The measures “will lead to downside risks to property prices and investment, but the effectiveness of the policy depends on whether the money supply will be tightened as well,” Zhang Zhiwei (張智威), chief China economist at Nomura Holdings Inc in Hong Kong, said in a note on Friday.
Monetary policy will probably tighten “in the next several months,” which will slow economic growth, he said.
Chinese Housing Minister Jiang Weixin (薑偉新) said he was confident the government will be able to control home prices, the Shanghai Securities News reported on its Web site on Saturday.
Jiang, a member of the Chinese People’s Political Consultative Conference, spoke in Beijing on the eve of that advisory body’s annual meeting.

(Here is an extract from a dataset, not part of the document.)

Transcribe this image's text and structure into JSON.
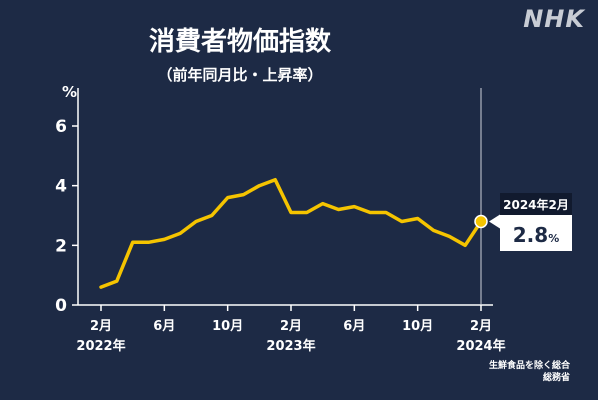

China’s economy expanded 7.9 percent in the final three months of last year from a year earlier, the first pickup in two years.
The pace may accelerate to 8.2 percent in the three months through this month, according to the median estimate of 23 analysts surveyed by Bloomberg News last month.
Zhang predicts expansion of GDP will ease to 7.3 percent in the second half of the year.
Song, a professor at Peking University, on Saturday said he expects first-quarter growth will be higher “mainly because the comparative base in the first quarter of last year is very low.”
The property tightening measures were announced too late to affect expansion for the period, he said.
GDP climbed 8.1 percent in the first three months of last year from a year earlier, down from 9.7 percent in the first quarter of 2011, according to previously released data from the National Bureau of Statistics.
Song, one of three academics who sit on the PBOC monetary policy committee, said “low inflation” is still the main objective for China’s monetary policy.